All Who Fight Conquer
Conquistar o ser conquistado: esta es la perspectiva que se nos presenta a todos de este lado de la gloria. Pero no nos atrevemos a imaginar que la conquista descansa sobre nosotros, y mucho menos que Cristo vela, despreocupado, para ver el resultado de la batalla. Richard Sibbes escribe,
La victoria no está en nuestra propia fuerza para conseguirla, ni en la fuerza de nuestros enemigos para derrotarla. Si estuviera con nosotros, podríamos temer con razón. Pero Cristo mantendrá su propio gobierno en nosotros y tomará nuestra parte contra nuestras corrupciones. Son sus enemigos tanto como los nuestros. . . . Tenemos más a favor que en contra nuestra. ¿Qué cobarde no lucharía cuando está seguro de la victoria? Aquí no hay vencido sino el que no lucha. (La caña cascada, 122)

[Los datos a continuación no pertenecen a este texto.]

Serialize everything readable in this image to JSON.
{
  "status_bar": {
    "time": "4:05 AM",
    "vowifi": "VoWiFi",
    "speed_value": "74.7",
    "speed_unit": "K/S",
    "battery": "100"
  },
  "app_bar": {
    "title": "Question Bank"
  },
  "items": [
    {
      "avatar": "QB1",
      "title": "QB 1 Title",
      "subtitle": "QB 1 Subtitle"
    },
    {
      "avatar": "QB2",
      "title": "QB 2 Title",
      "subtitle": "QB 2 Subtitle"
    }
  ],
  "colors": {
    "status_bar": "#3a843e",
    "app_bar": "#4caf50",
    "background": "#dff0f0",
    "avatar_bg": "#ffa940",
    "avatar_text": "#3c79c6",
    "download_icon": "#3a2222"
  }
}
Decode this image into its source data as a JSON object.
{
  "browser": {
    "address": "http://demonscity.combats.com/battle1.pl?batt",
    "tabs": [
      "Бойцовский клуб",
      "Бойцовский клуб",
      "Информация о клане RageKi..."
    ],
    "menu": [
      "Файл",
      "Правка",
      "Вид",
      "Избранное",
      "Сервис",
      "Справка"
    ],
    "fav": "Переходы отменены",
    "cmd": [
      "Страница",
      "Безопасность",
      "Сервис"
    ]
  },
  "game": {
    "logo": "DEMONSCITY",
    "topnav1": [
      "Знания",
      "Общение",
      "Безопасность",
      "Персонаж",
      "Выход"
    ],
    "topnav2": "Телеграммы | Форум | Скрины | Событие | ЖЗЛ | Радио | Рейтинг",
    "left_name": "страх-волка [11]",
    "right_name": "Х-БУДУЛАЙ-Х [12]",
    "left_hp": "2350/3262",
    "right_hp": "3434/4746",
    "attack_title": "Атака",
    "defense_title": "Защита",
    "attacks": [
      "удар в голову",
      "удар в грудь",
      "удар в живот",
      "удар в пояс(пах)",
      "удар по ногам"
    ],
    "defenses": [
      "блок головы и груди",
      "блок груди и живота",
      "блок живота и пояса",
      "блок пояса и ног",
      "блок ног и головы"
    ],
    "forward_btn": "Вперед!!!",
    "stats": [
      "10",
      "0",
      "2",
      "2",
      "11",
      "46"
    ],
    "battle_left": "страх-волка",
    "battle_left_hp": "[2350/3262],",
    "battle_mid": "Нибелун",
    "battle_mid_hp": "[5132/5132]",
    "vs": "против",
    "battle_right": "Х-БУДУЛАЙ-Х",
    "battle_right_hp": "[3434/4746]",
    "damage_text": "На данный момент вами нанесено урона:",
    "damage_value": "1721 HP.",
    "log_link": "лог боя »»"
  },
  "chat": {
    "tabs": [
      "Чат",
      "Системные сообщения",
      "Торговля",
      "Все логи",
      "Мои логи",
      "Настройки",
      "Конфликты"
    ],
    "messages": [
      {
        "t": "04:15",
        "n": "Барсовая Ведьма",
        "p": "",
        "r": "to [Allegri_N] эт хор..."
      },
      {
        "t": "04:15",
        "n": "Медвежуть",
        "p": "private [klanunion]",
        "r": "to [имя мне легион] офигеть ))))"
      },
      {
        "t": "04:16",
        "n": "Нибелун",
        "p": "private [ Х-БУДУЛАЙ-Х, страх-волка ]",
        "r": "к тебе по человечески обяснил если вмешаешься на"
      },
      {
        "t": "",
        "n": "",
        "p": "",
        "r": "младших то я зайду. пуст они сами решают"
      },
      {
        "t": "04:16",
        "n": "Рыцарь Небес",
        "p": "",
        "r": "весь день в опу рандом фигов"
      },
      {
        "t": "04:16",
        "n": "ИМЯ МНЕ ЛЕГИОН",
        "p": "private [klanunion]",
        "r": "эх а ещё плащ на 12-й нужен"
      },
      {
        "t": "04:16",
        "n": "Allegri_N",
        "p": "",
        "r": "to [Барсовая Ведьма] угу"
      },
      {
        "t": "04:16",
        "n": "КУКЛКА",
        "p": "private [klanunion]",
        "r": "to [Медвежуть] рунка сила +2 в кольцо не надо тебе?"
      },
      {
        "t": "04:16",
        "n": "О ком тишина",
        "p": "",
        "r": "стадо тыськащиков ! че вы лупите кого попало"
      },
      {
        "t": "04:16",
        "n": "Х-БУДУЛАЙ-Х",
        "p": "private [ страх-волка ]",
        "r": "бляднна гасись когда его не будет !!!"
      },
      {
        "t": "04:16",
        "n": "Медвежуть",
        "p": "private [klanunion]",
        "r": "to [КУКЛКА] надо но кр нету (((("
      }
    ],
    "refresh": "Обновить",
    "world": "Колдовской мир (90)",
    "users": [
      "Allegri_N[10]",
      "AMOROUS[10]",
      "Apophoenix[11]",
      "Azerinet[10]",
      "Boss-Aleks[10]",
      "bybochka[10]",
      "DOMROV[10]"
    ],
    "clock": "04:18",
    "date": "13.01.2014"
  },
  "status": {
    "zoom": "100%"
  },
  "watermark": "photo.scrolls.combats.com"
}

Dondequiera que estés en la lucha contra el pecado, ya sea en la emoción de la victoria o en la agonía de la derrota, recuerda: tantos como tus enemigos , tienes mucho más a tu favor que en tu contra si eres de Cristo (2 Reyes 6:16; 1 Juan 4:4), y no puedes ser vencido si solo sigues luchando. Así que vuelve a tu Capitán, cobra valor y sal a la batalla.